Below is a table showing the best results from each iteration:

Hyperparameter Tuning Scores for each Iteration against Validation Set

The best parameters from the fourth iteration were the final parameters used.

  • Hidden Layer 1 Number of Nodes: 128
  • Hidden Layer 1 Dropout: 0.3
  • Number of Hidden Layers: 2
  • Hidden Layer 2 Number of Nodes: 32
  • Hidden Layer 2 Dropout: 0.2
  • Optimizer: Adam
  • Learning Rate: 1e-4

Below is a screenshot from the Tensorboard HParams Dashboard showing the best hyperparameters from the final iteration highlighted in green. The blue line has a higher F₂ Score but also classifies all data as Positive (send offer), TP or FP, and does not classify any as Negative (don’t send offer), TN or FN. The colors range from bright red for highest accuracy to dark blue for lowest accuracy. The line in green is the one I selected.

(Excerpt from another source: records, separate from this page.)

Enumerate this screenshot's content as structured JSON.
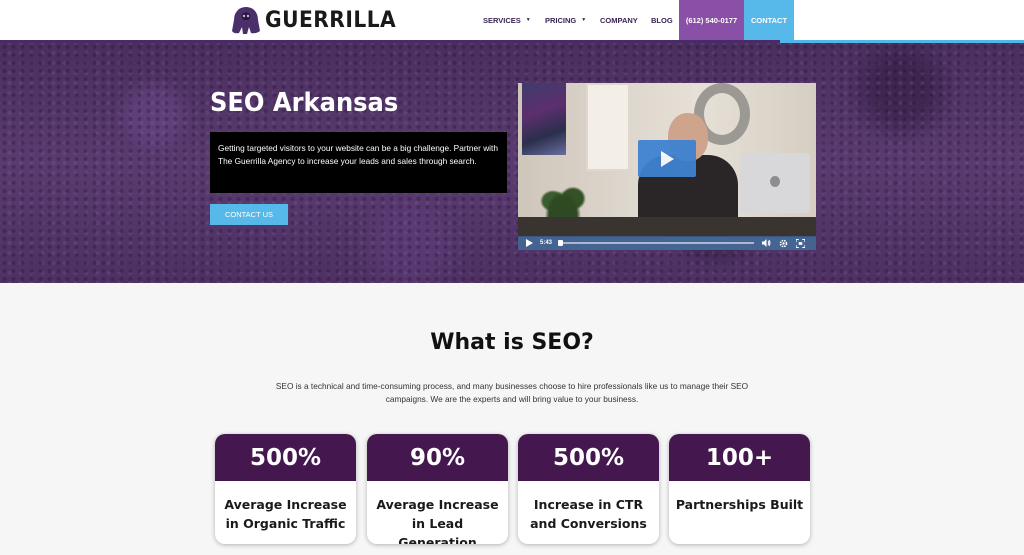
{
  "brand": {
    "logo_text": "GUERRILLA",
    "accent_purple": "#44184f",
    "accent_blue": "#56b9ea"
  },
  "nav": {
    "items": [
      {
        "label": "SERVICES",
        "has_dropdown": true
      },
      {
        "label": "PRICING",
        "has_dropdown": true
      },
      {
        "label": "COMPANY",
        "has_dropdown": false
      },
      {
        "label": "BLOG",
        "has_dropdown": false
      }
    ],
    "phone": "(612) 540-0177",
    "contact": "CONTACT"
  },
  "hero": {
    "title": "SEO Arkansas",
    "description": "Getting targeted visitors to your website can be a big challenge. Partner with The Guerrilla Agency to increase your leads and sales through search.",
    "cta": "CONTACT US",
    "video": {
      "time": "5:43",
      "icons": [
        "play-icon",
        "volume-icon",
        "settings-icon",
        "fullscreen-icon"
      ]
    }
  },
  "about": {
    "title": "What is SEO?",
    "description": "SEO is a technical and time-consuming process, and many businesses choose to hire professionals like us to manage their SEO campaigns. We are the experts and will bring value to your business."
  },
  "stats": [
    {
      "value": "500%",
      "label": "Average Increase in Organic Traffic"
    },
    {
      "value": "90%",
      "label": "Average Increase in Lead Generation"
    },
    {
      "value": "500%",
      "label": "Increase in CTR and Conversions"
    },
    {
      "value": "100+",
      "label": "Partnerships Built"
    }
  ]
}
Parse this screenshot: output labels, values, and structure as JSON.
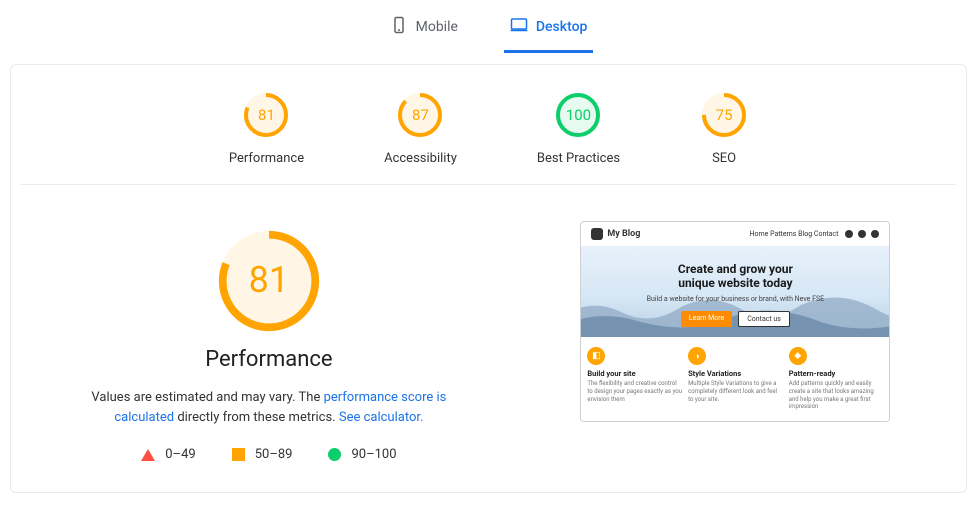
{
  "tabs": {
    "mobile": "Mobile",
    "desktop": "Desktop"
  },
  "colors": {
    "good": "#0cce6b",
    "avg": "#ffa400",
    "bad": "#ff4e42",
    "good_bg": "#e6faef",
    "avg_bg": "#fff6e6"
  },
  "scores": [
    {
      "label": "Performance",
      "value": 81,
      "status": "avg"
    },
    {
      "label": "Accessibility",
      "value": 87,
      "status": "avg"
    },
    {
      "label": "Best Practices",
      "value": 100,
      "status": "good"
    },
    {
      "label": "SEO",
      "value": 75,
      "status": "avg"
    }
  ],
  "performance": {
    "score": 81,
    "status": "avg",
    "title": "Performance",
    "desc_prefix": "Values are estimated and may vary. The ",
    "desc_link1": "performance score is calculated",
    "desc_mid": " directly from these metrics. ",
    "desc_link2": "See calculator.",
    "legend": {
      "bad": "0–49",
      "avg": "50–89",
      "good": "90–100"
    }
  },
  "preview": {
    "site_name": "My Blog",
    "nav": [
      "Home",
      "Patterns",
      "Blog",
      "Contact"
    ],
    "hero_title_l1": "Create and grow your",
    "hero_title_l2": "unique website today",
    "hero_sub": "Build a website for your business or brand, with Neve FSE",
    "btn_primary": "Learn More",
    "btn_secondary": "Contact us",
    "features": [
      {
        "title": "Build your site",
        "desc": "The flexibility and creative control to design your pages exactly as you envision them"
      },
      {
        "title": "Style Variations",
        "desc": "Multiple Style Variations to give a completely different look and feel to your site."
      },
      {
        "title": "Pattern-ready",
        "desc": "Add patterns quickly and easily create a site that looks amazing and help you make a great first impression"
      }
    ]
  }
}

HParams Dashboard from Final Iteration — Best Hyperparameters in Green

Conclusion

For this project I have analyzed, cleaned, performed feature engineering, and created 3 models using the Starbucks data. I have created a Neural Network model that successfully performs propensity modeling with an F₂ Score of 0.84863 on the Test Set and the lowest False Negative score out of all my models. As mentioned previously, Starbucks was only able to achieve a 63.252% success rate during their trial. My model definitely improves upon the trial results, and so it is a success!

Future Improvements

If I were to extend this project further, I would attempt the following:

  • I would dig into the examples that were labeled as False Negatives to determine why the model incorrectly labeled them. I could then possibly apply additional feature engineering or tweak hyperparameters to reduce these.
  • I would ensemble several models together to see if they improve the results.
  • I would try a tree-based model like Random Forest.
  • I am curious how the models would handle a new offer (other than the 10 existing offers). Would they handle this new offer with similar metric results, or would the models require additional training?
  • I am also curious if certain demographics respond more to certain offer types. This information could be used to engineer new offers targeting the specific demographic.